I don’t think anyone necessarily should have seen it coming, but this is turning out to be a rather luckless location that I’ve moved to. Let’s review.

Before I moved here, Girlfriend did. I’ll give the area a pass on the sweltering heat in August, because it was August and actually pretty normal. I consider the real what-the-luck to have started with the earthquake on Girlfriend's second day of work. Then came the hurricane and the power outages, that very weekend if I recall correctly. Then the brawling teenagers in the driveway who broke down our basement door. The carbon monoxide leak.

This is all before I moved in, mind you. Things have been relatively low-key since then. The heat went on the fritz. The light fixture in the kitchen contrives to drip when I shower. While I understand that heat in the summer is the cost of doing business, I do hold it against the area that this winter there has been perhaps an inch of snow, total.

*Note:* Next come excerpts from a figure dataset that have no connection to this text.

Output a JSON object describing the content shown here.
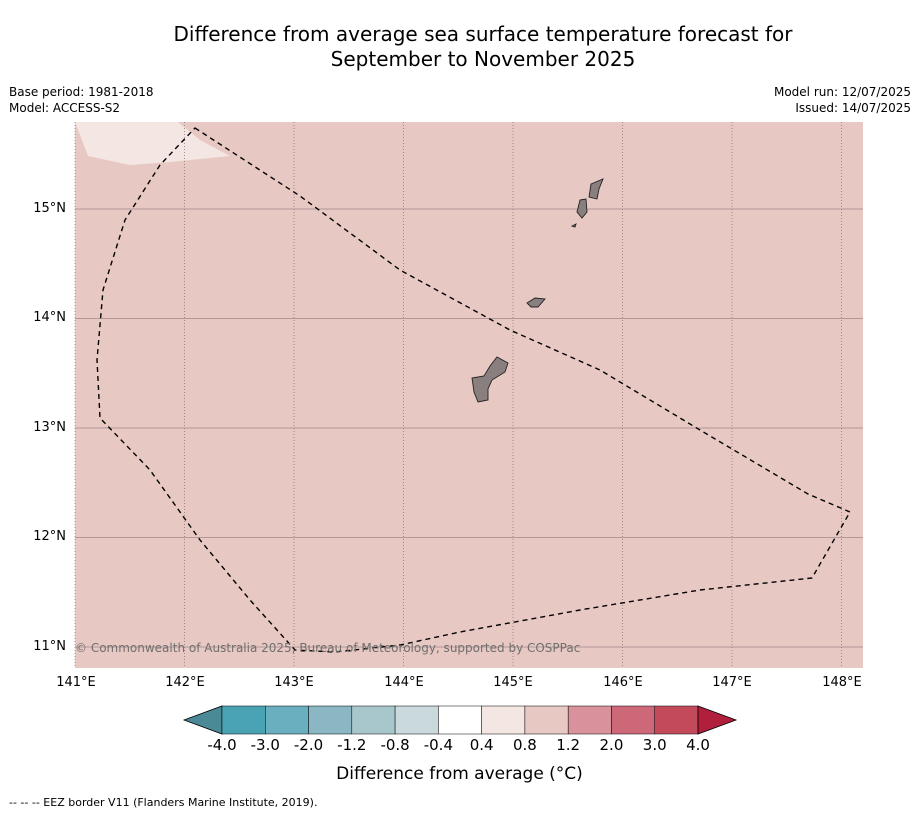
{
  "title_line1": "Difference from average sea surface temperature forecast for",
  "title_line2": "September to November 2025",
  "meta_left": {
    "base_period": "Base period: 1981-2018",
    "model": "Model: ACCESS-S2"
  },
  "meta_right": {
    "model_run": "Model run: 12/07/2025",
    "issued": "Issued: 14/07/2025"
  },
  "map": {
    "latitude_labels": [
      "15°N",
      "14°N",
      "13°N",
      "12°N",
      "11°N"
    ],
    "longitude_labels": [
      "141°E",
      "142°E",
      "143°E",
      "144°E",
      "145°E",
      "146°E",
      "147°E",
      "148°E"
    ],
    "ocean_anomaly_color": "#e8c8c3",
    "near_zero_color": "#f3e6e3",
    "land_color": "#8a7f7f",
    "copyright": "© Commonwealth of Australia 2025, Bureau of Meteorology, supported by COSPPac"
  },
  "colorbar": {
    "title": "Difference from average (°C)",
    "tick_labels": [
      "-4.0",
      "-3.0",
      "-2.0",
      "-1.2",
      "-0.8",
      "-0.4",
      "0.4",
      "0.8",
      "1.2",
      "2.0",
      "3.0",
      "4.0"
    ],
    "colors": [
      "#4a8a96",
      "#4aa3b5",
      "#6aafbf",
      "#8ab7c3",
      "#a8c7cc",
      "#c9d9dc",
      "#ffffff",
      "#f3e6e3",
      "#e8c8c3",
      "#d9929b",
      "#cc6878",
      "#c24a5a",
      "#b21f3c"
    ]
  },
  "footer": "-- -- -- EEZ border V11 (Flanders Marine Institute, 2019)."
}
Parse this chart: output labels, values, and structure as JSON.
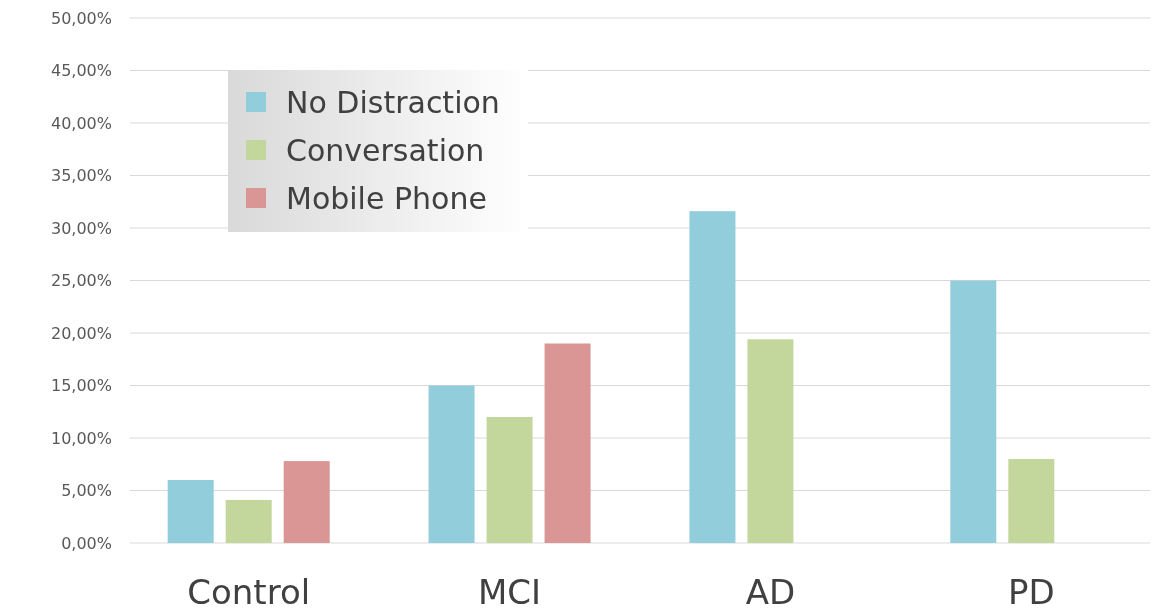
{
  "chart_data": {
    "type": "bar",
    "categories": [
      "Control",
      "MCI",
      "AD",
      "PD"
    ],
    "series": [
      {
        "name": "No Distraction",
        "color": "#92cddc",
        "values": [
          6.0,
          15.0,
          31.6,
          25.0
        ]
      },
      {
        "name": "Conversation",
        "color": "#c3d69b",
        "values": [
          4.1,
          12.0,
          19.4,
          8.0
        ]
      },
      {
        "name": "Mobile Phone",
        "color": "#d99694",
        "values": [
          7.8,
          19.0,
          null,
          null
        ]
      }
    ],
    "ylim": [
      0,
      50
    ],
    "yticks": [
      {
        "value": 0,
        "label": "0,00%"
      },
      {
        "value": 5,
        "label": "5,00%"
      },
      {
        "value": 10,
        "label": "10,00%"
      },
      {
        "value": 15,
        "label": "15,00%"
      },
      {
        "value": 20,
        "label": "20,00%"
      },
      {
        "value": 25,
        "label": "25,00%"
      },
      {
        "value": 30,
        "label": "30,00%"
      },
      {
        "value": 35,
        "label": "35,00%"
      },
      {
        "value": 40,
        "label": "40,00%"
      },
      {
        "value": 45,
        "label": "45,00%"
      },
      {
        "value": 50,
        "label": "50,00%"
      }
    ],
    "grid": "y",
    "legend": "top left"
  }
}
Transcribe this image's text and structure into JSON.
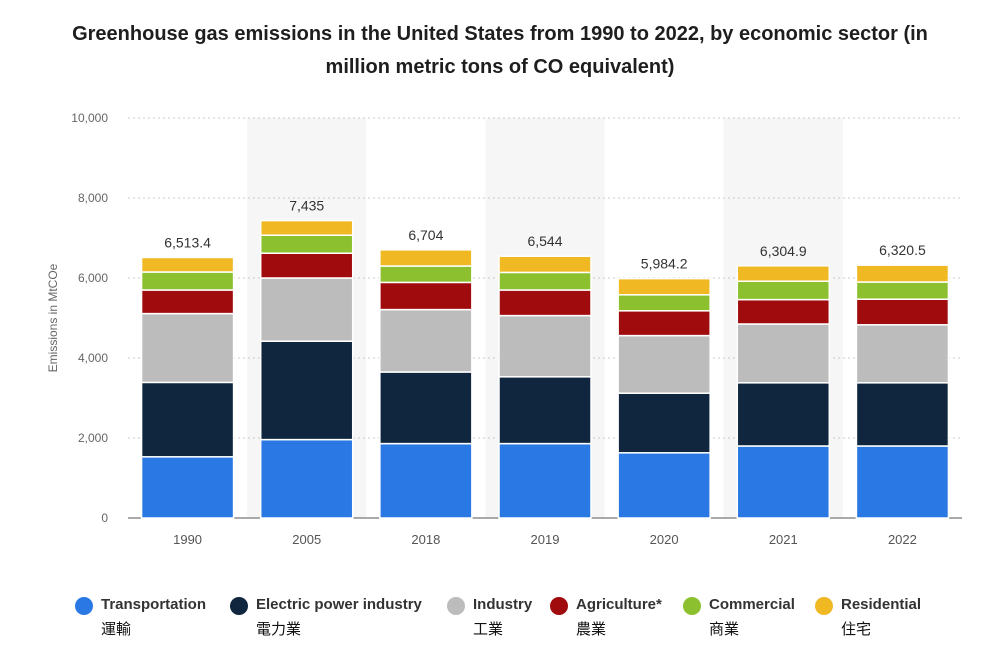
{
  "chart_data": {
    "type": "bar",
    "stacked": true,
    "title": "Greenhouse gas emissions in the United States from 1990 to 2022, by economic sector (in million metric tons of CO equivalent)",
    "ylabel": "Emissions in MtCOe",
    "xlabel": "",
    "ylim": [
      0,
      10000
    ],
    "yticks": [
      "0",
      "2,000",
      "4,000",
      "6,000",
      "8,000",
      "10,000"
    ],
    "ytick_values": [
      0,
      2000,
      4000,
      6000,
      8000,
      10000
    ],
    "grid": true,
    "legend_position": "bottom",
    "categories": [
      "1990",
      "2005",
      "2018",
      "2019",
      "2020",
      "2021",
      "2022"
    ],
    "totals": [
      "6,513.4",
      "7,435",
      "6,704",
      "6,544",
      "5,984.2",
      "6,304.9",
      "6,320.5"
    ],
    "series": [
      {
        "name": "Transportation",
        "sub": "運輸",
        "color": "#2a78e4",
        "values": [
          1530,
          1960,
          1860,
          1860,
          1630,
          1800,
          1800
        ]
      },
      {
        "name": "Electric power industry",
        "sub": "電力業",
        "color": "#10263f",
        "values": [
          1860,
          2460,
          1790,
          1670,
          1490,
          1580,
          1580
        ]
      },
      {
        "name": "Industry",
        "sub": "工業",
        "color": "#bcbcbc",
        "values": [
          1720,
          1580,
          1560,
          1530,
          1440,
          1470,
          1450
        ]
      },
      {
        "name": "Agriculture*",
        "sub": "農業",
        "color": "#a00b0d",
        "values": [
          590,
          620,
          680,
          640,
          620,
          610,
          640
        ]
      },
      {
        "name": "Commercial",
        "sub": "商業",
        "color": "#8cc02e",
        "values": [
          450,
          450,
          410,
          440,
          400,
          460,
          430
        ]
      },
      {
        "name": "Residential",
        "sub": "住宅",
        "color": "#f0b823",
        "values": [
          363.4,
          365,
          404,
          404,
          404.2,
          384.9,
          420.5
        ]
      }
    ]
  }
}
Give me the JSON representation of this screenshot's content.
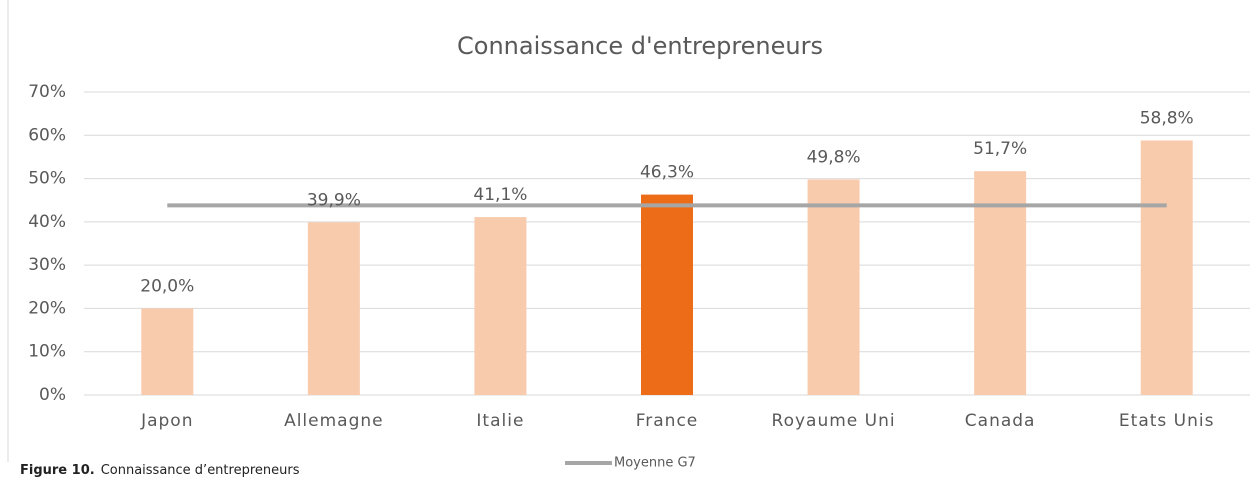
{
  "chart_data": {
    "type": "bar",
    "title": "Connaissance d'entrepreneurs",
    "categories": [
      "Japon",
      "Allemagne",
      "Italie",
      "France",
      "Royaume Uni",
      "Canada",
      "Etats Unis"
    ],
    "values": [
      20.0,
      39.9,
      41.1,
      46.3,
      49.8,
      51.7,
      58.8
    ],
    "value_labels": [
      "20,0%",
      "39,9%",
      "41,1%",
      "46,3%",
      "49,8%",
      "51,7%",
      "58,8%"
    ],
    "colors": [
      "#f8cbad",
      "#f8cbad",
      "#f8cbad",
      "#ec6c17",
      "#f8cbad",
      "#f8cbad",
      "#f8cbad"
    ],
    "lines": [
      {
        "name": "Moyenne G7",
        "color": "#a6a6a6",
        "values": [
          43.8,
          43.8,
          43.8,
          43.8,
          43.8,
          43.8,
          43.8
        ]
      }
    ],
    "ylim": [
      0,
      70
    ],
    "yticks": [
      {
        "value": 0,
        "label": "0%"
      },
      {
        "value": 10,
        "label": "10%"
      },
      {
        "value": 20,
        "label": "20%"
      },
      {
        "value": 30,
        "label": "30%"
      },
      {
        "value": 40,
        "label": "40%"
      },
      {
        "value": 50,
        "label": "50%"
      },
      {
        "value": 60,
        "label": "60%"
      },
      {
        "value": 70,
        "label": "70%"
      }
    ],
    "grid": true,
    "legend": "bottom"
  },
  "caption": {
    "label": "Figure 10.",
    "text": "Connaissance d’entrepreneurs"
  }
}
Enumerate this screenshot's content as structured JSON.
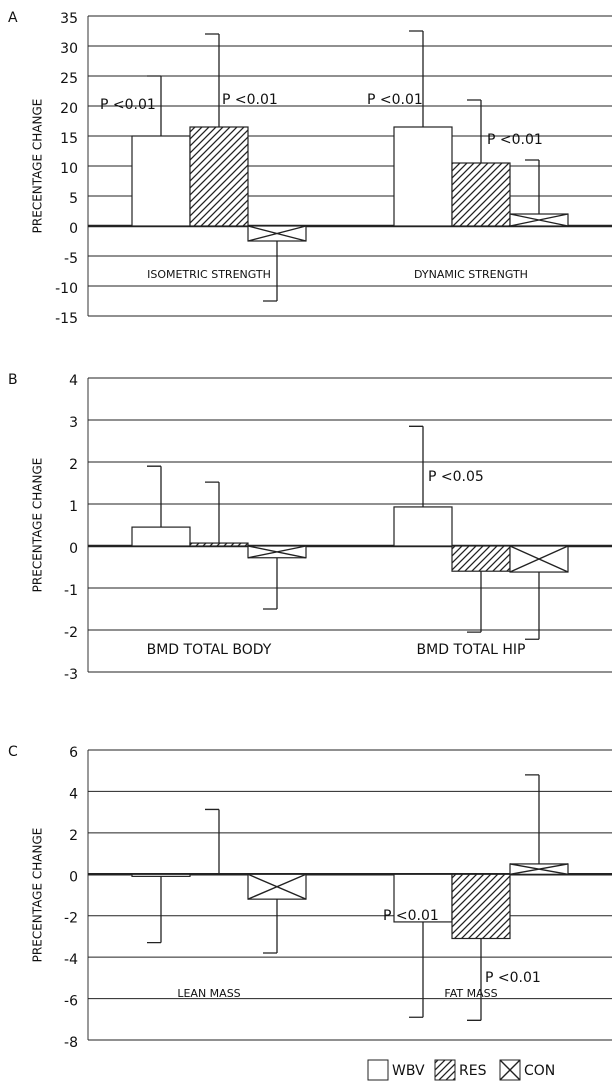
{
  "chart_data": [
    {
      "type": "bar",
      "title": "A",
      "y_label": "PRECENTAGE CHANGE",
      "categories": [
        "ISOMETRIC STRENGTH",
        "DYNAMIC STRENGTH"
      ],
      "series": [
        {
          "name": "WBV",
          "color": "#ffffff",
          "pattern": "none",
          "values": [
            15,
            16.5
          ],
          "errors": [
            10,
            16
          ]
        },
        {
          "name": "RES",
          "color": "#ffffff",
          "pattern": "hatch",
          "values": [
            16.5,
            10.5
          ],
          "errors": [
            15.5,
            10.5
          ]
        },
        {
          "name": "CON",
          "color": "#ffffff",
          "pattern": "cross",
          "values": [
            -2.5,
            2
          ],
          "errors": [
            10,
            9
          ]
        }
      ],
      "ylim": [
        -15,
        35
      ],
      "yticks": [
        -15,
        -10,
        -5,
        0,
        5,
        10,
        15,
        20,
        25,
        30,
        35
      ],
      "grid": true,
      "annotations": [
        {
          "text": "P <0.01"
        },
        {
          "text": "P <0.01"
        },
        {
          "text": "P <0.01"
        },
        {
          "text": "P <0.01"
        }
      ]
    },
    {
      "type": "bar",
      "title": "B",
      "y_label": "PRECENTAGE CHANGE",
      "categories": [
        "BMD TOTAL BODY",
        "BMD TOTAL HIP"
      ],
      "series": [
        {
          "name": "WBV",
          "color": "#ffffff",
          "pattern": "none",
          "values": [
            0.45,
            0.93
          ],
          "errors": [
            1.45,
            1.92
          ]
        },
        {
          "name": "RES",
          "color": "#ffffff",
          "pattern": "hatch",
          "values": [
            0.07,
            -0.6
          ],
          "errors": [
            1.45,
            1.45
          ]
        },
        {
          "name": "CON",
          "color": "#ffffff",
          "pattern": "cross",
          "values": [
            -0.28,
            -0.62
          ],
          "errors": [
            1.22,
            1.6
          ]
        }
      ],
      "ylim": [
        -3,
        4
      ],
      "yticks": [
        -3,
        -2,
        -1,
        0,
        1,
        2,
        3,
        4
      ],
      "grid": true,
      "annotations": [
        {
          "text": "P <0.05"
        }
      ]
    },
    {
      "type": "bar",
      "title": "C",
      "y_label": "PRECENTAGE CHANGE",
      "categories": [
        "LEAN MASS",
        "FAT MASS"
      ],
      "series": [
        {
          "name": "WBV",
          "color": "#ffffff",
          "pattern": "none",
          "values": [
            -0.1,
            -2.3
          ],
          "errors": [
            3.2,
            4.6
          ]
        },
        {
          "name": "RES",
          "color": "#ffffff",
          "pattern": "hatch",
          "values": [
            0.03,
            -3.1
          ],
          "errors": [
            3.1,
            3.95
          ]
        },
        {
          "name": "CON",
          "color": "#ffffff",
          "pattern": "cross",
          "values": [
            -1.2,
            0.5
          ],
          "errors": [
            2.6,
            4.3
          ]
        }
      ],
      "ylim": [
        -8,
        6
      ],
      "yticks": [
        -8,
        -6,
        -4,
        -2,
        0,
        2,
        4,
        6
      ],
      "grid": true,
      "annotations": [
        {
          "text": "P <0.01"
        },
        {
          "text": "P <0.01"
        }
      ]
    }
  ]
}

Last night someone was stabbed directly in front of my house. Directly. In. Front. You can’t see the blood on the sidewalk from the front door, because the two-foot hedge is in the way.

Okay. Before going further, I’ll let you know that the survived. He walked a few blocks until someone helped him. That’s basically all I know. I didn’t see anything.

Understanding that I am not remotely the person most inconvenienced by this, can I complain? Can I point out the maddening fact that this is the second time in six months that a stranger has bled on this property? May I point out that this is a row home, but these two incidents most emphatically happened in front of this house, not the contiguous houses on the left or the right of it? It’s not the neighborhood. I mean, this isn’t Medina, Washington, but we aren’t all averaging four assaults per street address per year.

I don’t know how awful it would have been to have seen that. There is something unsettling about having it happen within fifty feet of you and not finding out until a police detective knocks on your door and asks if you saw or heard anything. Answering “no” felt like a personal admission of failure. The callousness of me, the gall, not to notice a felony being committed through the bay window of my living room. Not to even be in the living room. What else could have been so important?

Ironically, the only one of us who saw anything at all was the one who wasn’t in the house. Beka had passed the victim and his good Samaritan a few blocks away while driving to the gym. I managed to feel somewhat useful by calling her up, and hooking the police up with her.

Of mild professional interest, last night was the first time I invoked the emergency clause of my contract and waived my unfinished requirements for the day. It was not quite the sort of emergency I had imagined when I wrote the clause, but I couldn’t concentrate.

Some days are better than others.

1 comment :

  1. Oh, my gosh, how awful! I'm so glad all of you are ok! I can well imagine that would be frightening and tremendously unsettling...I'll be sending good thoughts your way for an entirely uneventful end to the school year.